Intégré et infiltré

A Little Jaffna, Michael (Lawrence Valin) a intérêt à courir vite / Photo : Guy Ferrandis

Après deux courts-métrages, Lawrence Valin se lance dans l’aventure du long, devant et derrière la caméra, avec Little Jaffna, un polar qui se déroule à Paris, dans la communauté tamoule, et sort dans les salles de cinéma mercredi 30 avril.

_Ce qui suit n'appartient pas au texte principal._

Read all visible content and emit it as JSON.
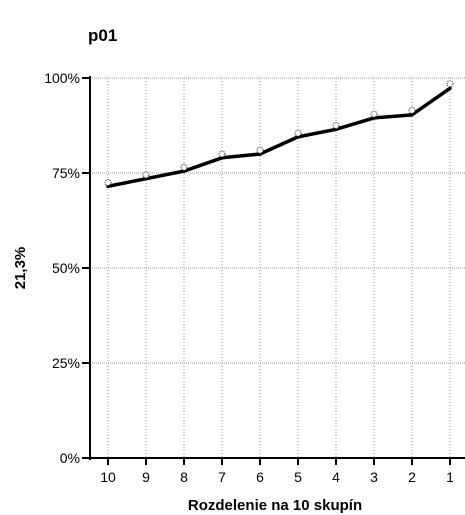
{
  "chart_data": {
    "type": "line",
    "title": "p01",
    "xlabel": "Rozdelenie na 10 skupín",
    "ylabel": "21,3%",
    "categories": [
      "10",
      "9",
      "8",
      "7",
      "6",
      "5",
      "4",
      "3",
      "2",
      "1"
    ],
    "ylim": [
      0,
      100
    ],
    "yticks": [
      0,
      25,
      50,
      75,
      100
    ],
    "ytick_labels": [
      "0%",
      "25%",
      "50%",
      "75%",
      "100%"
    ],
    "grid": true,
    "series": [
      {
        "values": [
          71.5,
          73.5,
          75.5,
          79,
          80,
          84.5,
          86.5,
          89.5,
          90.3,
          97.3
        ],
        "style": "line"
      },
      {
        "values": [
          72.5,
          74.5,
          76.5,
          80,
          81,
          85.5,
          87.5,
          90.5,
          91.5,
          98.5
        ],
        "style": "markers"
      }
    ],
    "colors": {
      "line": "#000000",
      "marker": "#333333",
      "grid": "#9a9a9a"
    }
  }
}
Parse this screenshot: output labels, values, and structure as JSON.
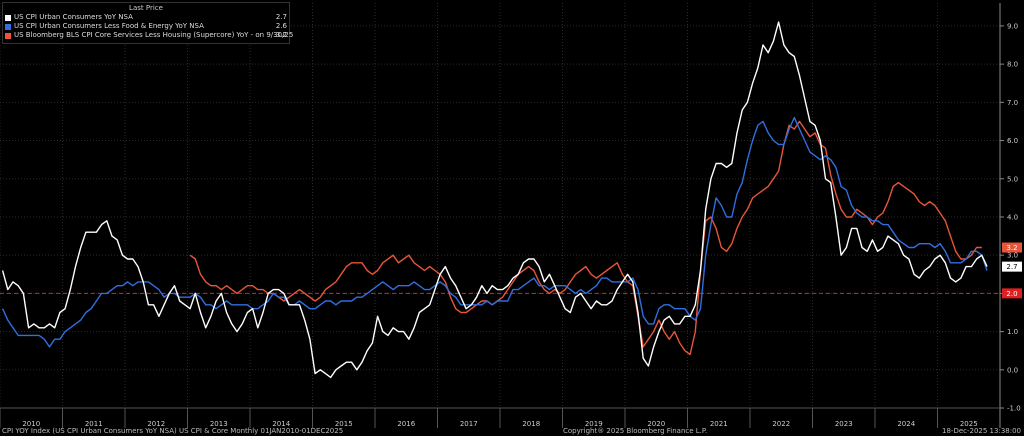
{
  "legend": {
    "header": "Last Price",
    "items": [
      {
        "label": "US CPI Urban Consumers YoY NSA",
        "value": "2.7",
        "color": "#ffffff"
      },
      {
        "label": "US CPI Urban Consumers Less Food & Energy YoY NSA",
        "value": "2.6",
        "color": "#2f6fe0"
      },
      {
        "label": "US Bloomberg BLS CPI Core Services Less Housing (Supercore) YoY -  on 9/30/25",
        "value": "3.2",
        "color": "#e8553a"
      }
    ]
  },
  "footer": {
    "left": "CPI YOY Index (US CPI Urban Consumers YoY NSA) US CPI & Core Monthly 01JAN2010-01DEC2025",
    "center": "Copyright® 2025 Bloomberg Finance L.P.",
    "right": "18-Dec-2025 13:38:00"
  },
  "chart_data": {
    "type": "line",
    "x_start": "2010-01",
    "x_end": "2025-12",
    "x_ticks": [
      "2010",
      "2011",
      "2012",
      "2013",
      "2014",
      "2015",
      "2016",
      "2017",
      "2018",
      "2019",
      "2020",
      "2021",
      "2022",
      "2023",
      "2024",
      "2025"
    ],
    "ylim": [
      -1,
      9.6
    ],
    "y_ticks": [
      "-1.0",
      "0.0",
      "1.0",
      "2.0",
      "3.0",
      "4.0",
      "5.0",
      "6.0",
      "7.0",
      "8.0",
      "9.0"
    ],
    "reference_line": {
      "value": 2.0,
      "label": "2.0",
      "color": "#e02020"
    },
    "last_value_tags": [
      {
        "value": 3.2,
        "label": "3.2",
        "color": "#e8553a"
      },
      {
        "value": 2.7,
        "label": "2.7",
        "color": "#ffffff"
      }
    ],
    "grid": true,
    "legend_position": "top-left",
    "series": [
      {
        "name": "US CPI Urban Consumers YoY NSA",
        "color": "#ffffff",
        "start": "2010-01",
        "values": [
          2.6,
          2.1,
          2.3,
          2.2,
          2.0,
          1.1,
          1.2,
          1.1,
          1.1,
          1.2,
          1.1,
          1.5,
          1.6,
          2.1,
          2.7,
          3.2,
          3.6,
          3.6,
          3.6,
          3.8,
          3.9,
          3.5,
          3.4,
          3.0,
          2.9,
          2.9,
          2.7,
          2.3,
          1.7,
          1.7,
          1.4,
          1.7,
          2.0,
          2.2,
          1.8,
          1.7,
          1.6,
          2.0,
          1.5,
          1.1,
          1.4,
          1.8,
          2.0,
          1.5,
          1.2,
          1.0,
          1.2,
          1.5,
          1.6,
          1.1,
          1.5,
          2.0,
          2.1,
          2.1,
          2.0,
          1.7,
          1.7,
          1.7,
          1.3,
          0.8,
          -0.1,
          0.0,
          -0.1,
          -0.2,
          0.0,
          0.1,
          0.2,
          0.2,
          0.0,
          0.2,
          0.5,
          0.7,
          1.4,
          1.0,
          0.9,
          1.1,
          1.0,
          1.0,
          0.8,
          1.1,
          1.5,
          1.6,
          1.7,
          2.1,
          2.5,
          2.7,
          2.4,
          2.2,
          1.9,
          1.6,
          1.7,
          1.9,
          2.2,
          2.0,
          2.2,
          2.1,
          2.1,
          2.2,
          2.4,
          2.5,
          2.8,
          2.9,
          2.9,
          2.7,
          2.3,
          2.5,
          2.2,
          1.9,
          1.6,
          1.5,
          1.9,
          2.0,
          1.8,
          1.6,
          1.8,
          1.7,
          1.7,
          1.8,
          2.1,
          2.3,
          2.5,
          2.3,
          1.5,
          0.3,
          0.1,
          0.6,
          1.0,
          1.3,
          1.4,
          1.2,
          1.2,
          1.4,
          1.4,
          1.7,
          2.6,
          4.2,
          5.0,
          5.4,
          5.4,
          5.3,
          5.4,
          6.2,
          6.8,
          7.0,
          7.5,
          7.9,
          8.5,
          8.3,
          8.6,
          9.1,
          8.5,
          8.3,
          8.2,
          7.7,
          7.1,
          6.5,
          6.4,
          6.0,
          5.0,
          4.9,
          4.0,
          3.0,
          3.2,
          3.7,
          3.7,
          3.2,
          3.1,
          3.4,
          3.1,
          3.2,
          3.5,
          3.4,
          3.3,
          3.0,
          2.9,
          2.5,
          2.4,
          2.6,
          2.7,
          2.9,
          3.0,
          2.8,
          2.4,
          2.3,
          2.4,
          2.7,
          2.7,
          2.9,
          3.0,
          2.7
        ]
      },
      {
        "name": "US CPI Urban Consumers Less Food & Energy YoY NSA",
        "color": "#2f6fe0",
        "start": "2010-01",
        "values": [
          1.6,
          1.3,
          1.1,
          0.9,
          0.9,
          0.9,
          0.9,
          0.9,
          0.8,
          0.6,
          0.8,
          0.8,
          1.0,
          1.1,
          1.2,
          1.3,
          1.5,
          1.6,
          1.8,
          2.0,
          2.0,
          2.1,
          2.2,
          2.2,
          2.3,
          2.2,
          2.3,
          2.3,
          2.3,
          2.2,
          2.1,
          1.9,
          2.0,
          2.0,
          1.9,
          1.9,
          1.9,
          2.0,
          1.9,
          1.7,
          1.7,
          1.6,
          1.7,
          1.8,
          1.7,
          1.7,
          1.7,
          1.7,
          1.6,
          1.6,
          1.7,
          1.8,
          2.0,
          1.9,
          1.9,
          1.7,
          1.7,
          1.8,
          1.7,
          1.6,
          1.6,
          1.7,
          1.8,
          1.8,
          1.7,
          1.8,
          1.8,
          1.8,
          1.9,
          1.9,
          2.0,
          2.1,
          2.2,
          2.3,
          2.2,
          2.1,
          2.2,
          2.2,
          2.2,
          2.3,
          2.2,
          2.1,
          2.1,
          2.2,
          2.3,
          2.2,
          2.0,
          1.9,
          1.7,
          1.7,
          1.7,
          1.7,
          1.7,
          1.8,
          1.7,
          1.8,
          1.8,
          1.8,
          2.1,
          2.1,
          2.2,
          2.3,
          2.4,
          2.2,
          2.2,
          2.1,
          2.2,
          2.2,
          2.2,
          2.1,
          2.0,
          2.1,
          2.0,
          2.1,
          2.2,
          2.4,
          2.4,
          2.3,
          2.3,
          2.3,
          2.3,
          2.4,
          2.1,
          1.4,
          1.2,
          1.2,
          1.6,
          1.7,
          1.7,
          1.6,
          1.6,
          1.6,
          1.4,
          1.3,
          1.6,
          3.0,
          3.8,
          4.5,
          4.3,
          4.0,
          4.0,
          4.6,
          4.9,
          5.5,
          6.0,
          6.4,
          6.5,
          6.2,
          6.0,
          5.9,
          5.9,
          6.3,
          6.6,
          6.3,
          6.0,
          5.7,
          5.6,
          5.5,
          5.6,
          5.5,
          5.3,
          4.8,
          4.7,
          4.3,
          4.1,
          4.0,
          4.0,
          3.9,
          3.9,
          3.8,
          3.8,
          3.6,
          3.4,
          3.3,
          3.2,
          3.2,
          3.3,
          3.3,
          3.3,
          3.2,
          3.3,
          3.1,
          2.8,
          2.8,
          2.8,
          2.9,
          3.1,
          3.1,
          3.0,
          2.6
        ]
      },
      {
        "name": "US Bloomberg BLS CPI Core Services Less Housing (Supercore) YoY -  on 9/30/25",
        "color": "#e8553a",
        "start": "2013-01",
        "values": [
          3.0,
          2.9,
          2.5,
          2.3,
          2.2,
          2.2,
          2.1,
          2.2,
          2.1,
          2.0,
          2.1,
          2.2,
          2.2,
          2.1,
          2.1,
          2.0,
          2.0,
          1.9,
          1.8,
          1.9,
          2.0,
          2.1,
          2.0,
          1.9,
          1.8,
          1.9,
          2.1,
          2.2,
          2.3,
          2.5,
          2.7,
          2.8,
          2.8,
          2.8,
          2.6,
          2.5,
          2.6,
          2.8,
          2.9,
          3.0,
          2.8,
          2.9,
          3.0,
          2.8,
          2.7,
          2.6,
          2.7,
          2.6,
          2.5,
          2.3,
          1.9,
          1.6,
          1.5,
          1.5,
          1.6,
          1.7,
          1.8,
          1.8,
          1.7,
          1.8,
          1.9,
          2.1,
          2.3,
          2.5,
          2.6,
          2.7,
          2.6,
          2.3,
          2.1,
          2.0,
          2.1,
          2.0,
          2.1,
          2.3,
          2.5,
          2.6,
          2.7,
          2.5,
          2.4,
          2.5,
          2.6,
          2.7,
          2.8,
          2.5,
          2.3,
          2.2,
          1.4,
          0.6,
          0.8,
          1.0,
          1.3,
          1.0,
          0.8,
          1.0,
          0.7,
          0.5,
          0.4,
          1.0,
          2.6,
          3.9,
          4.0,
          3.7,
          3.2,
          3.1,
          3.3,
          3.7,
          4.0,
          4.2,
          4.5,
          4.6,
          4.7,
          4.8,
          5.0,
          5.2,
          5.9,
          6.4,
          6.3,
          6.5,
          6.3,
          6.1,
          6.2,
          5.9,
          5.8,
          5.1,
          4.6,
          4.2,
          4.0,
          4.0,
          4.2,
          4.1,
          4.0,
          3.8,
          4.0,
          4.1,
          4.4,
          4.8,
          4.9,
          4.8,
          4.7,
          4.6,
          4.4,
          4.3,
          4.4,
          4.3,
          4.1,
          3.9,
          3.5,
          3.1,
          2.9,
          2.9,
          3.0,
          3.2,
          3.2
        ]
      }
    ]
  }
}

Pour son premier long-métrage, le réalisateur et comédien Lawrence Valin nous fait découvrir à Paris le quartier de Little Jaffna — du nom de l’agglomération la plus au nord du Sri Lanka — où de nombreux tamouls se sont installés après avoir fui leur pays. L’occasion de rappeler que la guerre civile a déchiré cette île paradisiaque de 1983 à 2009.

« Le conflit qui oppose les Tamouls aux Cinghalais (les habitants de Ceylan devenu Sri Lanka, ndlr), je le connais depuis que je suis tout petit, témoigne Lawrence Valin en présentant son film au festival de Sarlat. Il a duré pendant plus de vingt-cinq ans. Mes parents et ma grand-mère ont fui le pays. Moi, je  suis de la première génération née en France. À la maison, on était Tamoul mais lorsqu’on sortait, on devait être français, encore plus que les Français. »

« J’ai voulu renouer avec l’histoire du pays de mes ancêtres »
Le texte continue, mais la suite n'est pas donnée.